— Он у нас поздний вышел ребенок — в этом, мне кажется, все дело, — сказала бабушка.

— Простите? – удивилась я.

Мальчику Феде на вид было лет восемь-девять, его матери — под тридцать. Какой же поздний? Скорее уж, по нынешним временам, ранний ребенок. Бабушка, кстати, смотрелась весьма колоритно: очень пожилая, но с яркими, живыми глазами, огромная, с прической в виде булки-плетенки, в просторной полосатой юбке. Хотелось назвать ее старухой, причем в уважительном смысле этого слова.

— Я о своем сыне говорю, Федином отце, — объяснила бабушка. — Мы с мужем его пятнадцать лет ждали, почти отчаялись. Всех этих современных ухищрений тогда не было — оставалось только в Кисловодск ездить или Богу молиться. Но мы и молиться не могли, поскольку оба были члены партии…

— Да, да, — я закивала, ничего пока не понимая.

Жалобы, которые уже озвучила мать мальчика — плаксивость, что-то вроде ипохондрии («животик болит… ножки болят… мама, у меня тут кровь, я не умру?»), вранье про школьные дела и уроки («вечно ему ничего не задано») — вроде бы никак не вязались с поздним рождением Фединого отца.

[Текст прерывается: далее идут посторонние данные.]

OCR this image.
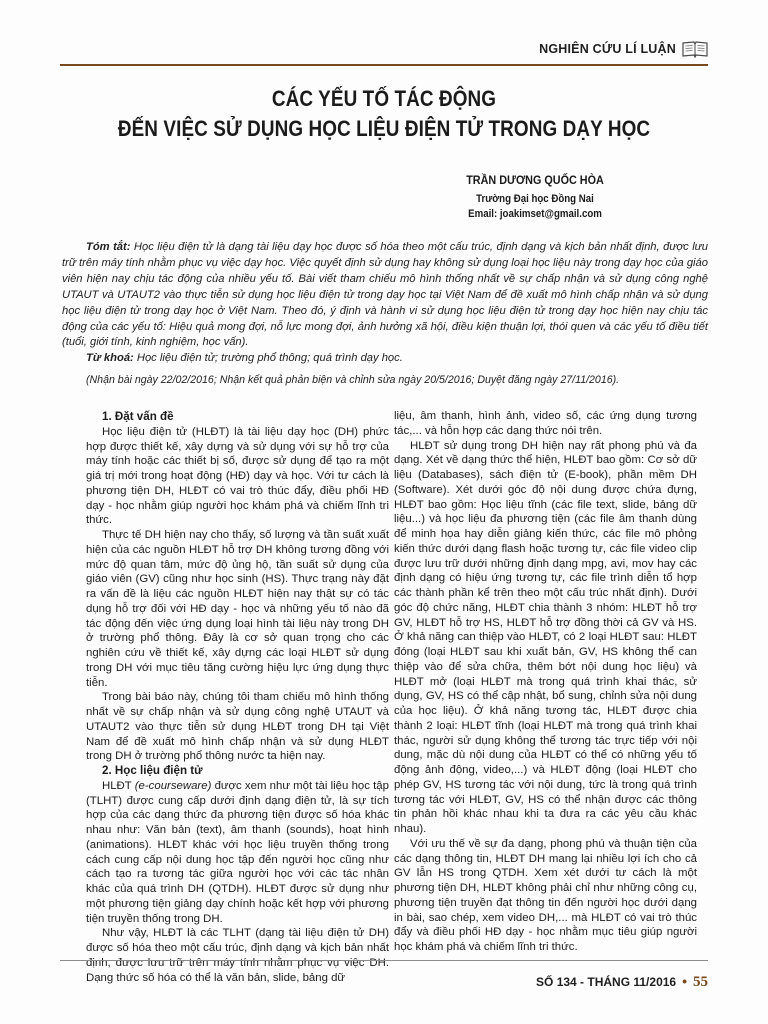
NGHIÊN CỨU LÍ LUẬN
CÁC YẾU TỐ TÁC ĐỘNG
ĐẾN VIỆC SỬ DỤNG HỌC LIỆU ĐIỆN TỬ TRONG DẠY HỌC
TRẦN DƯƠNG QUỐC HÒA
Trường Đại học Đồng Nai
Email: joakimset@gmail.com

Tóm tắt: Học liệu điện tử là dạng tài liệu dạy học được số hóa theo một cấu trúc, định dạng và kịch bản nhất định, được lưu trữ trên máy tính nhằm phục vụ việc dạy học. Việc quyết định sử dụng hay không sử dụng loại học liệu này trong dạy học của giáo viên hiện nay chịu tác động của nhiều yếu tố. Bài viết tham chiếu mô hình thống nhất về sự chấp nhận và sử dụng công nghệ UTAUT và UTAUT2 vào thực tiễn sử dụng học liệu điện tử trong dạy học tại Việt Nam để đề xuất mô hình chấp nhận và sử dụng học liệu điện tử trong dạy học ở Việt Nam. Theo đó, ý định và hành vi sử dụng học liệu điện tử trong dạy học hiện nay chịu tác động của các yếu tố: Hiệu quả mong đợi, nỗ lực mong đợi, ảnh hưởng xã hội, điều kiện thuận lợi, thói quen và các yếu tố điều tiết (tuổi, giới tính, kinh nghiệm, học vấn).

Từ khoá: Học liệu điện tử; trường phổ thông; quá trình dạy học.

(Nhận bài ngày 22/02/2016; Nhận kết quả phản biện và chỉnh sửa ngày 20/5/2016; Duyệt đăng ngày 27/11/2016).

1. Đặt vấn đề

Học liệu điện tử (HLĐT) là tài liệu dạy học (DH) phức hợp được thiết kế, xây dựng và sử dụng với sự hỗ trợ của máy tính hoặc các thiết bị số, được sử dụng để tạo ra một giá trị mới trong hoạt động (HĐ) dạy và học. Với tư cách là phương tiện DH, HLĐT có vai trò thúc đẩy, điều phối HĐ dạy - học nhằm giúp người học khám phá và chiếm lĩnh tri thức.

Thực tế DH hiện nay cho thấy, số lượng và tần suất xuất hiện của các nguồn HLĐT hỗ trợ DH không tương đồng với mức độ quan tâm, mức độ ủng hộ, tần suất sử dụng của giáo viên (GV) cũng như học sinh (HS). Thực trạng này đặt ra vấn đề là liệu các nguồn HLĐT hiện nay thật sự có tác dụng hỗ trợ đối với HĐ dạy - học và những yếu tố nào đã tác động đến việc ứng dụng loại hình tài liệu này trong DH ở trường phổ thông. Đây là cơ sở quan trọng cho các nghiên cứu về thiết kế, xây dựng các loại HLĐT sử dụng trong DH với mục tiêu tăng cường hiệu lực ứng dụng thực tiễn.

Trong bài báo này, chúng tôi tham chiếu mô hình thống nhất về sự chấp nhận và sử dụng công nghệ UTAUT và UTAUT2 vào thực tiễn sử dụng HLĐT trong DH tại Việt Nam để đề xuất mô hình chấp nhận và sử dụng HLĐT trong DH ở trường phổ thông nước ta hiện nay.

2. Học liệu điện tử

HLĐT (e-courseware) được xem như một tài liệu học tập (TLHT) được cung cấp dưới định dạng điện tử, là sự tích hợp của các dạng thức đa phương tiện được số hóa khác nhau như: Văn bản (text), âm thanh (sounds), hoạt hình (animations). HLĐT khác với học liệu truyền thống trong cách cung cấp nội dung học tập đến người học cũng như cách tạo ra tương tác giữa người học với các tác nhân khác của quá trình DH (QTDH). HLĐT được sử dụng như một phương tiện giảng dạy chính hoặc kết hợp với phương tiện truyền thống trong DH.

Như vậy, HLĐT là các TLHT (dạng tài liệu điện tử DH) được số hóa theo một cấu trúc, định dạng và kịch bản nhất định, được lưu trữ trên máy tính nhằm phục vụ việc DH. Dạng thức số hóa có thể là văn bản, slide, bảng dữ

liệu, âm thanh, hình ảnh, video số, các ứng dụng tương tác,... và hỗn hợp các dạng thức nói trên.

HLĐT sử dụng trong DH hiện nay rất phong phú và đa dạng. Xét về dạng thức thể hiện, HLĐT bao gồm: Cơ sở dữ liệu (Databases), sách điện tử (E-book), phần mềm DH (Software). Xét dưới góc độ nội dung được chứa đựng, HLĐT bao gồm: Học liệu tĩnh (các file text, slide, bảng dữ liệu...) và học liệu đa phương tiện (các file âm thanh dùng để minh họa hay diễn giảng kiến thức, các file mô phỏng kiến thức dưới dạng flash hoặc tương tự, các file video clip được lưu trữ dưới những định dạng mpg, avi, mov hay các định dạng có hiệu ứng tương tự, các file trình diễn tổ hợp các thành phần kể trên theo một cấu trúc nhất định). Dưới góc độ chức năng, HLĐT chia thành 3 nhóm: HLĐT hỗ trợ GV, HLĐT hỗ trợ HS, HLĐT hỗ trợ đồng thời cả GV và HS. Ở khả năng can thiệp vào HLĐT, có 2 loại HLĐT sau: HLĐT đóng (loại HLĐT sau khi xuất bản, GV, HS không thể can thiệp vào để sửa chữa, thêm bớt nội dung học liệu) và HLĐT mở (loại HLĐT mà trong quá trình khai thác, sử dụng, GV, HS có thể cập nhật, bổ sung, chỉnh sửa nội dung của học liệu). Ở khả năng tương tác, HLĐT được chia thành 2 loại: HLĐT tĩnh (loại HLĐT mà trong quá trình khai thác, người sử dụng không thể tương tác trực tiếp với nội dung, mặc dù nội dung của HLĐT có thể có những yếu tố động ảnh động, video,...) và HLĐT động (loại HLĐT cho phép GV, HS tương tác với nội dung, tức là trong quá trình tương tác với HLĐT, GV, HS có thể nhận được các thông tin phản hồi khác nhau khi ta đưa ra các yêu cầu khác nhau).

Với ưu thế về sự đa dạng, phong phú và thuận tiện của các dạng thông tin, HLĐT DH mang lại nhiều lợi ích cho cả GV lẫn HS trong QTDH. Xem xét dưới tư cách là một phương tiện DH, HLĐT không phải chỉ như những công cụ, phương tiện truyền đạt thông tin đến người học dưới dạng in bài, sao chép, xem video DH,... mà HLĐT có vai trò thúc đẩy và điều phối HĐ dạy - học nhằm mục tiêu giúp người học khám phá và chiếm lĩnh tri thức.

SỐ 134 - THÁNG 11/2016 • 55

— Риточка, ты пока погуляй с ним, — безапелляционно распорядилась бабушка. — А я с доктором поговорю.

Невестка послушно вышла. Не сказать, чтобы мне это понравилось. Но вдруг бабка собирается говорить о каких-то старых семейных тайнах, в которые Рита до сих пор не посвящена?

— Мы его, конечно, избаловали. Все ему — единственный, долгожданный, как же отказать? Мелочно опекали и страшно боялись, как бы с ним чего не случилось... Он окончил музыкальную школу, училище и консерваторию по классу скрипки.

— Ого!

— Если бы вы знали, чего нам с отцом это стоило! Но после консерватории он пошел преподавать в музыкальную школу.

— Вы расстроились? У вас были надежды на его карьеру, амбиции?

— Мы радовались: наконец-то наш сын стал взрослым, занялся хорошим делом, нам больше не нужно его тормошить, подгонять… Потом он самостоятельно снял квартиру. Я спросила: на какие деньги? Сами понимаете, какие в музыкальной школе зарплаты. Он ответил: нашел частные уроки, они позволяют оплачивать… А потом моя подруга, которая его туда и устроила, сказала мне: ты знаешь, что твой сын давно уволился? Он просил тебе не говорить, дескать, сам скажет… Он жил с женщиной, их называют бизнесвумен, немного старше его, в ее квартире и, как мы вскоре поняли, целиком на ее деньги. Нигде не работал… В общем, как только мы перестали его опекать, он покатился по наклонной.

— Вы объяснились с сыном?

— Не то слово. Объяснения длились почти двое суток… Он кричал, что ненавидит музыку, мы кричали, что мужчина должен работать… После этого он пытался покончить жизнь самоубийством. Три раза, почти подряд… Очень демонстративно, всем напоказ. Тогда мы наконец поняли, что нужно остановиться, и сказали: делай что хочешь. Но бизнесвумен все это показалось уже как-то слишком, и она его выгнала. Он сказал: добились своего? Лег на диван перед телевизором и вставал только поесть или попить.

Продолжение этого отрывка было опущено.